En los medios

La Nación
2/05/16

No todos los "escraches" son iguales

Por Roberto Gargarella
Para sentar posición sobre la difícil cuestión de los escraches siempre hay una opción tentadora, una carta ganadora que además es sencilla de jugar. Se trata de decir que los escraches son actos bárbaros, prohijados por el fascismo; una afirmación que se puede reforzar agregando referencias como la de que los nazis pintaban las puertas de sus enemigos. Parece claro: si escrachar implica un acto nazi en su naturaleza, toda duda que se manifieste sobre el tema lo acerca a uno al riesgo de defender al nazismo. La condena total al escrache es fácil de seguir y cómoda para el que la sigue: uno fija posición contra el nazismo, obtiene un aplauso fácil y todos quedan conformes.

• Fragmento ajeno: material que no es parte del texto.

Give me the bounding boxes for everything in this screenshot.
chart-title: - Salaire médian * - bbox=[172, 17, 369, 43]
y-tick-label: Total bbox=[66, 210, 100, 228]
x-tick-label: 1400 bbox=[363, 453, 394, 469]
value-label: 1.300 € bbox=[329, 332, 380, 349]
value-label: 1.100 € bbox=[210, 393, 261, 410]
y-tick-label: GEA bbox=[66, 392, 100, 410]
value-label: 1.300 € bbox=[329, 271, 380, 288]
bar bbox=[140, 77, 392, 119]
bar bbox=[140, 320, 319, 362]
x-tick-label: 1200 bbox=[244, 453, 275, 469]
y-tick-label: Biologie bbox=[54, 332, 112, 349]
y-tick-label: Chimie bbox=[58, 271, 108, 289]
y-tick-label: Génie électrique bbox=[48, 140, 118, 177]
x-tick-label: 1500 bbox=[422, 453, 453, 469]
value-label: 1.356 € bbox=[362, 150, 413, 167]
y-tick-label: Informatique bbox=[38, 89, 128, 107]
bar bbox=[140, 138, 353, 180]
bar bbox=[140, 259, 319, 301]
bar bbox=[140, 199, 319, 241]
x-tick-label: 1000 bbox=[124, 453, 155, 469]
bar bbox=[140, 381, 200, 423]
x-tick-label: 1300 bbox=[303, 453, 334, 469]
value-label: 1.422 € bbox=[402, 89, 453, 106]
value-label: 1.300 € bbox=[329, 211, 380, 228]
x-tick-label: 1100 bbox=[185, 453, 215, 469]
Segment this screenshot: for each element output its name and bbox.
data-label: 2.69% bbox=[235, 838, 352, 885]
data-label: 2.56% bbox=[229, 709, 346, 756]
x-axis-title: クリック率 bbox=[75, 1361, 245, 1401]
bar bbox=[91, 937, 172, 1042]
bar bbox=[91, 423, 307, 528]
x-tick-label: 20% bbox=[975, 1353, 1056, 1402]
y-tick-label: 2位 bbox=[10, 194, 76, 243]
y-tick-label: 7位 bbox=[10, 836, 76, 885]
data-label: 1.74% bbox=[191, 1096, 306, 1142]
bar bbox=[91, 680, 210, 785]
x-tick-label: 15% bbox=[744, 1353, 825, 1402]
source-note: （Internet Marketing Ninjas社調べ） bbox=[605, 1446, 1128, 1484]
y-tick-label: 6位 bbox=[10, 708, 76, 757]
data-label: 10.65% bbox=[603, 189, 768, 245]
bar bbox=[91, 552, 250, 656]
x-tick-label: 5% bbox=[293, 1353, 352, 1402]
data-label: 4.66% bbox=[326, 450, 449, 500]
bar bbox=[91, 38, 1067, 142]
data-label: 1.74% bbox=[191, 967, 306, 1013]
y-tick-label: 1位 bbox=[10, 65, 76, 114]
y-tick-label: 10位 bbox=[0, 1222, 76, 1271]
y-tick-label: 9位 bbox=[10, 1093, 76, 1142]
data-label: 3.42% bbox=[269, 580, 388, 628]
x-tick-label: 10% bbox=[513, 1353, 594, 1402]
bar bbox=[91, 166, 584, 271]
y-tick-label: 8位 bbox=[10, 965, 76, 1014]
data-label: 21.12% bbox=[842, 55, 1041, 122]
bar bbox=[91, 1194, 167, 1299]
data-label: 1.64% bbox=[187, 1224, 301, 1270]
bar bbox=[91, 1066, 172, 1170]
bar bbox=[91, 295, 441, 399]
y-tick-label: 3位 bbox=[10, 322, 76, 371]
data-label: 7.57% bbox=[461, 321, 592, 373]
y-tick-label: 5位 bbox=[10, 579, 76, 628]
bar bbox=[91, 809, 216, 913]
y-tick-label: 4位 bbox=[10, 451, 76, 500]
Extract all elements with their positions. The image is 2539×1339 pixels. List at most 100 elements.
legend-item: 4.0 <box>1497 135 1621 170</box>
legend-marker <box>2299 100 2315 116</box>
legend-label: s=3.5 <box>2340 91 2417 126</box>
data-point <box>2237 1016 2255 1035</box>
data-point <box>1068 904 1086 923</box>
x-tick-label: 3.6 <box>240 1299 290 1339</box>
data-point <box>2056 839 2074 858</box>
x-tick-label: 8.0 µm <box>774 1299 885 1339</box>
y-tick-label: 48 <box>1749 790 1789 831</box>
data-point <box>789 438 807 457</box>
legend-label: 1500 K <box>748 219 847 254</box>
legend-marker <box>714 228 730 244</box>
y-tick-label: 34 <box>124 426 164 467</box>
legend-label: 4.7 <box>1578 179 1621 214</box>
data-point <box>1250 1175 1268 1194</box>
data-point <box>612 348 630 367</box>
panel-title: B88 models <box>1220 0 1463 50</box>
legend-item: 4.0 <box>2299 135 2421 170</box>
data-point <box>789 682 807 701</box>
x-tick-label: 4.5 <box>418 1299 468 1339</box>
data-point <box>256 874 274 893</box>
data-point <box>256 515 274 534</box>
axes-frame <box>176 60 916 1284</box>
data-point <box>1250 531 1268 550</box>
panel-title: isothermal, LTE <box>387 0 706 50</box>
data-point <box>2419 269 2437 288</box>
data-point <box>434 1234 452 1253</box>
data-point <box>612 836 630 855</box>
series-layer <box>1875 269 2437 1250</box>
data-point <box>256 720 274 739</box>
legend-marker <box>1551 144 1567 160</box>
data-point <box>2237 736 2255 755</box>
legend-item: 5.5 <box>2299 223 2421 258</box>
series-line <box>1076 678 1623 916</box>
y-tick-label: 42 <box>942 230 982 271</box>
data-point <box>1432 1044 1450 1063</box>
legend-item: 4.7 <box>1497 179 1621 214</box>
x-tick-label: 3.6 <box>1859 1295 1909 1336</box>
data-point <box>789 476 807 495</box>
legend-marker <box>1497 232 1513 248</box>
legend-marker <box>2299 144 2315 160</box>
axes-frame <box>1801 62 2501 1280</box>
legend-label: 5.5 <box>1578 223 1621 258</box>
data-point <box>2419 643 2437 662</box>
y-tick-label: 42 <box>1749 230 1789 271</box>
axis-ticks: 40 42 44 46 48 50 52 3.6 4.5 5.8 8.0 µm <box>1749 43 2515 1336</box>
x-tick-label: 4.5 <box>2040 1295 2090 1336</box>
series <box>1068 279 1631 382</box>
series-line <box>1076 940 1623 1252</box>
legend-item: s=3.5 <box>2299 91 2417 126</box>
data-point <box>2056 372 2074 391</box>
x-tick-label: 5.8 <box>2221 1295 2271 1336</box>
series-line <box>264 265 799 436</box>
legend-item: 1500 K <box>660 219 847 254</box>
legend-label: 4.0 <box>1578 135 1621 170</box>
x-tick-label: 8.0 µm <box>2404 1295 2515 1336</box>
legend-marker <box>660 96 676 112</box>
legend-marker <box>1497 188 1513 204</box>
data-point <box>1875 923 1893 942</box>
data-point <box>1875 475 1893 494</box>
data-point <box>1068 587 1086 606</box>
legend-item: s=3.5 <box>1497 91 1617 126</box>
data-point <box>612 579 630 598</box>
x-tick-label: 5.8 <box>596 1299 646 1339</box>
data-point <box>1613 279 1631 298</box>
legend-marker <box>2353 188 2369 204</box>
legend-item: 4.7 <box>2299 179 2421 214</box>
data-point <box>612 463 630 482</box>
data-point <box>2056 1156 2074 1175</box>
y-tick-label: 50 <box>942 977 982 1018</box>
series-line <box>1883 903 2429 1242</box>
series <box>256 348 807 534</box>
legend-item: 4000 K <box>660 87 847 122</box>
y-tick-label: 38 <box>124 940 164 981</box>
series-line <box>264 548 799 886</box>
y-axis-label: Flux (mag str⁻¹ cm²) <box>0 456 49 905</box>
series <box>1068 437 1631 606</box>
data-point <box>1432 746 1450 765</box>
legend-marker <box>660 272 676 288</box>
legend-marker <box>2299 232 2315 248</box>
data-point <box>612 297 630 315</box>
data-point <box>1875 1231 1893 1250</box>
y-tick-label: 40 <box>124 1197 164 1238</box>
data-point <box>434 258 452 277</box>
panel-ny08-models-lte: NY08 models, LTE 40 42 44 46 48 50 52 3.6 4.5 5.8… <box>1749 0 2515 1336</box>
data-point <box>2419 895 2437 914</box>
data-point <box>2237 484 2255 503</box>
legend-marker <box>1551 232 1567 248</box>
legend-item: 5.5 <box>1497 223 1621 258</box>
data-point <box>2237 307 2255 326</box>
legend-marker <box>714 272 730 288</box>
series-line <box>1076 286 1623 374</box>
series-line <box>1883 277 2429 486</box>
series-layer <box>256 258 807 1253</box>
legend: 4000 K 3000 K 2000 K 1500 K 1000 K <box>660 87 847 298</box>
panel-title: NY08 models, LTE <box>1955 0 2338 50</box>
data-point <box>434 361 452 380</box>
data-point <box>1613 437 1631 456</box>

No es éste, sin embargo, el camino que quisiera tomar en este texto. Tampoco me interesa el camino alternativo, esto es, la solución boba que habitualmente emerge como opción frente a la primera. Según esta alternativa, todo escrache es una expresión y toda expresión debe ser respetada, particularmente si el que se expresa es el propio "pueblo", los humildes que carecen de formas alternativas para expresarse. Ambas posturas (la alternativa sencilla y la boba) representan, en realidad, posiciones falaces, porque toman indebidamente una parte posible como el todo. Que haya actos fascistas que podamos identificar con el escrache no quiere decir que todos los actos de escrache sean fascistas, y que haya expresiones populares disruptivas y justificadas no quiere decir, tampoco, que todas las expresiones populares, por serlo, estén justificadas, con independencia de sus modos.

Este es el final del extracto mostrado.